Member of the Western Australian Legislative Council for South West Region
- In office 22 May 2001 – 21 May 2021

Personal details
- Born: 31 March 1964 (age 62) Perth, Western Australia
- Party: Labor
- Education: University of Western Australia

= Adele Farina =

Australian politician

Adele Farina (born 31 March 1964) is an Australian politician. She was a Labor Party member of the Western Australian Legislative Council from 2001 to 2021, representing South West Region. She served as parliamentary secretary to three different state ministers: the Minister for Planning and Infrastructure, Minister for Indigenous Affairs, Tourism, Culture and the Arts, and Minister for Disability Services, Citizenship, Multicultural Interests and Women's Interests.

==Early career==
Farina was born in Perth, and studied arts and law at the University of Western Australia. She was subsequently employed as the private secretary to Bob Pearce, Environment Minister in the Lawrence government, but this ended abruptly in 1992, when she was charged by police with stealing $3,280 worth of postage stamps from the state. The trial lasted four days, but was terminated when the jury could not reach a verdict. The charges were subsequently dropped when the Director of Public Prosecutions decided that there was no reasonable prospect of securing a conviction, but the case made headlines when Pearce was charged – and subsequently convicted – on contempt of court charges for comments made in support of Farina during the trial. Farina returned to the law after the trial and was subsequently admitted to the bar.

==Political career==

===Local politics===
Farina became involved in local politics in the late 1990s, and was serving as the deputy mayor of Bayswater when she began to be raised as a possible candidate to replace retiring MLA Diana Warnock in the seat of Perth for the 2001 state election. She won the support of the dominant unions in her centre faction, and was tipped to win preselection. However, she lost out to rival John Hyde when factional bosses became concerned that selecting Farina could heighten tensions already evident after a failed preselection challenge to John D'Orazio in Ballajura and potentially split the faction in two.

===Legislative Council===
After losing the Perth contest, Farina was instead nominated as a candidate for South West Province in the Legislative Council. This caused significant anger in local branches, as Farina had no ties to the regional electorate, and David Smith, a minister in the Dowding and Lawrence governments, quit the party in disgust. She nevertheless took the second position on the Labor ticket in the province and had little difficulty being elected to the Legislative Council.

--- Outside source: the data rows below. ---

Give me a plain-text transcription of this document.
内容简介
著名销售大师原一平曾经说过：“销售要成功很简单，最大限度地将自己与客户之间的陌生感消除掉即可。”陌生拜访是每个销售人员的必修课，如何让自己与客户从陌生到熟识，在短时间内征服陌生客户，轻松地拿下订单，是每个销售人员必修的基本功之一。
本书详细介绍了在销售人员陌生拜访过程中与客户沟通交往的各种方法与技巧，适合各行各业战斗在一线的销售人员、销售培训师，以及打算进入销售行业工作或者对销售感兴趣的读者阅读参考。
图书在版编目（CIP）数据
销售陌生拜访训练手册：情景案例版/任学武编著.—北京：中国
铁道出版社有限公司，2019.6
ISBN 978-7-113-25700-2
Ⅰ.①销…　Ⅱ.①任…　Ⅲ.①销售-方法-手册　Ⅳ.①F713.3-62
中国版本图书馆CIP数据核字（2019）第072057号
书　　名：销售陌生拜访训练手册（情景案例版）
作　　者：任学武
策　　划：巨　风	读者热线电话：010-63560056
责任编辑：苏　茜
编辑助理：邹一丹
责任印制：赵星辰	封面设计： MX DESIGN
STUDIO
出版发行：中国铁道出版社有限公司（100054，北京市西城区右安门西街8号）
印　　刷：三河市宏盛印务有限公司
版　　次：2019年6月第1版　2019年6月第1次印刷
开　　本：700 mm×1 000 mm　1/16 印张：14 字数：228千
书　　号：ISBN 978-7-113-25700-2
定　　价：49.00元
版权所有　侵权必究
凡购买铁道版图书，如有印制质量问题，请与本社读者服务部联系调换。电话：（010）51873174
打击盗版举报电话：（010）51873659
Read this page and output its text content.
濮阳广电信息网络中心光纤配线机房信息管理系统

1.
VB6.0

In her first term as a member of the Legislative Council, Farina often acted as a spokesperson for government policy in the region, but rarely spoke in parliament. In her first fifteen months in the Legislative Council, Farina only made one speech – her maiden speech – and apart from five Dorothy Dixers and nine estimates committee questions, did not speak at all, which earned her some criticism from the media as one of the quietest MPs in the parliament.

In September 2004, during a debate on a proposed domestic violence law, Farina revealed that she had been stalked for ten years during the 1990s. She stated that it had escalated severely when she was nominated for preselection, which forced her to complain to the police, ultimately leading to the arrest of the culprit. Farina had requested that he only be charged with a summary offence to avoid the publicity of a full trial, and he was subsequently found guilty of stalking.

Farina contested the 2005 state election atop the Labor ticket, and after the election was promoted to the position of parliamentary secretary. She lost one of her portfolios to Peter Watson in November 2005, but picked up another in a reshuffle in March 2006. She has repeatedly been touted as a potential Cabinet minister, although she was overlooked in the reshuffle that followed the resignation of Premier Geoff Gallop in March 2006 and again when John D'Orazio was forced to resign from Cabinet in May 2006. Most recently, as of May 2006, Farina has been heavily involved with a project aimed at reducing negative effects associated with leavers' week in her region.
She was re-elected in the 2008, 2013 and 2017 state elections but held no position in the ALP ministry or shadow ministry.